Countering with a missile is going to be difficult, consider that it took New Horizon about 9 hours to fly past the Moon after launch, and this is the fastest spacecraft yet built. That is a lot of seconds for the gunnery officer to use when carving incoming spacecraft into finer and finer slivers.

In the Atomic Rockets website, the mechanics of such a Ravening Beam of Death (RBoD) are discussed in the Space Warfare section, a Free Electron Laser (FEL) can generate a beam at x-ray frequencies capable of vaporizing metal, ceramic or carbon fibre in milliseconds at one light second range, but the electron beam accelerator would be one kilometre in diameter. Rocketpunk Manifesto has a multitude of posts devoted to space warfare, and the only counter for a RBoD is to flood the sky with tens of thousands of tiny kinetic energy projectiles, a saturation attack where the number of targets is far more than the beam can effectively destroy before they impact. The name these were given was "Soda Cans of Death" (SCoD) based on the calculated size.

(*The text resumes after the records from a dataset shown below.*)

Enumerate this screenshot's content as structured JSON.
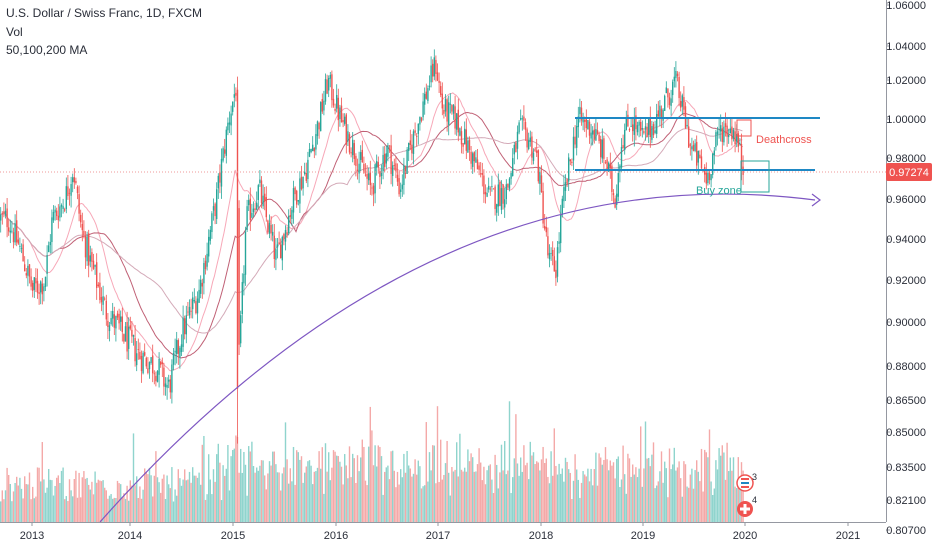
{
  "chart_data": {
    "type": "candlestick",
    "title": "U.S. Dollar / Swiss Franc, 1D, FXCM",
    "indicators": [
      "Vol",
      "50,100,200 MA"
    ],
    "x_ticks": [
      "2013",
      "2014",
      "2015",
      "2016",
      "2017",
      "2018",
      "2019",
      "2020",
      "2021"
    ],
    "y_ticks": [
      "1.06000",
      "1.04000",
      "1.02000",
      "1.00000",
      "0.98000",
      "0.96000",
      "0.94000",
      "0.92000",
      "0.90000",
      "0.88000",
      "0.86500",
      "0.85000",
      "0.83500",
      "0.82100",
      "0.80700"
    ],
    "last_price": "0.97274",
    "price_path": [
      [
        "2012-10-01",
        0.95
      ],
      [
        "2012-11-15",
        0.935
      ],
      [
        "2013-01-01",
        0.915
      ],
      [
        "2013-02-15",
        0.92
      ],
      [
        "2013-03-15",
        0.95
      ],
      [
        "2013-05-01",
        0.96
      ],
      [
        "2013-06-01",
        0.975
      ],
      [
        "2013-07-01",
        0.945
      ],
      [
        "2013-08-01",
        0.93
      ],
      [
        "2013-10-01",
        0.905
      ],
      [
        "2013-12-01",
        0.895
      ],
      [
        "2014-02-01",
        0.885
      ],
      [
        "2014-04-01",
        0.88
      ],
      [
        "2014-05-15",
        0.87
      ],
      [
        "2014-07-01",
        0.895
      ],
      [
        "2014-09-01",
        0.915
      ],
      [
        "2014-11-01",
        0.96
      ],
      [
        "2014-12-15",
        1.0
      ],
      [
        "2015-01-14",
        1.02
      ],
      [
        "2015-01-15",
        0.87
      ],
      [
        "2015-02-15",
        0.95
      ],
      [
        "2015-04-01",
        0.965
      ],
      [
        "2015-06-01",
        0.93
      ],
      [
        "2015-08-01",
        0.96
      ],
      [
        "2015-09-15",
        0.975
      ],
      [
        "2015-11-01",
        1.0
      ],
      [
        "2015-12-01",
        1.02
      ],
      [
        "2016-01-15",
        1.0
      ],
      [
        "2016-03-01",
        0.985
      ],
      [
        "2016-05-01",
        0.965
      ],
      [
        "2016-07-01",
        0.985
      ],
      [
        "2016-08-15",
        0.965
      ],
      [
        "2016-10-01",
        0.99
      ],
      [
        "2016-12-01",
        1.02
      ],
      [
        "2016-12-20",
        1.03
      ],
      [
        "2017-01-15",
        1.005
      ],
      [
        "2017-03-01",
        1.0
      ],
      [
        "2017-05-01",
        0.98
      ],
      [
        "2017-07-01",
        0.96
      ],
      [
        "2017-09-01",
        0.965
      ],
      [
        "2017-10-15",
        0.995
      ],
      [
        "2017-11-15",
        0.99
      ],
      [
        "2017-12-15",
        0.98
      ],
      [
        "2018-01-25",
        0.93
      ],
      [
        "2018-02-20",
        0.925
      ],
      [
        "2018-03-15",
        0.955
      ],
      [
        "2018-04-15",
        0.98
      ],
      [
        "2018-05-10",
        1.0
      ],
      [
        "2018-07-01",
        0.995
      ],
      [
        "2018-08-15",
        0.98
      ],
      [
        "2018-09-20",
        0.96
      ],
      [
        "2018-10-15",
        0.99
      ],
      [
        "2018-11-15",
        1.0
      ],
      [
        "2018-12-31",
        0.99
      ],
      [
        "2019-02-15",
        1.0
      ],
      [
        "2019-04-25",
        1.02
      ],
      [
        "2019-05-20",
        1.005
      ],
      [
        "2019-06-20",
        0.985
      ],
      [
        "2019-08-15",
        0.97
      ],
      [
        "2019-10-01",
        0.995
      ],
      [
        "2019-11-15",
        0.995
      ],
      [
        "2019-12-01",
        0.99
      ],
      [
        "2019-12-20",
        0.975
      ]
    ]
  },
  "labels": {
    "deathcross": "Deathcross",
    "buy_zone": "Buy zone",
    "event_1_count": "3",
    "event_2_count": "4"
  },
  "colors": {
    "up": "#26a69a",
    "down": "#ef5350",
    "ma50": "#f7a8b8",
    "ma100": "#c06075",
    "ma200": "#d4aab8",
    "arc": "#7e57c2",
    "hline": "#1e88c4",
    "last_price_line": "#ef9a9a",
    "price_badge": "#ef5350"
  }
}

So space warfare isn't a linear exercise. Pickets of long range sensors will be able to see incoming spacecraft from huge distances (the Space Shuttle's main engine could theoretically be detected if the SSME was fired near Neptune, and even the small manoeuvre thrusters could be seen from as far away as the Asteroid belt from Earth), the real limiting distance is based on how fast the weapons or ships travel, since they can be engaged at the speed of light. The only weapon which has no effective counter that I know of would be a missile coming in at relativistic velocity. When you see it, you are seeing its position in the past, so intercepting it will be almost impossible with any known technology.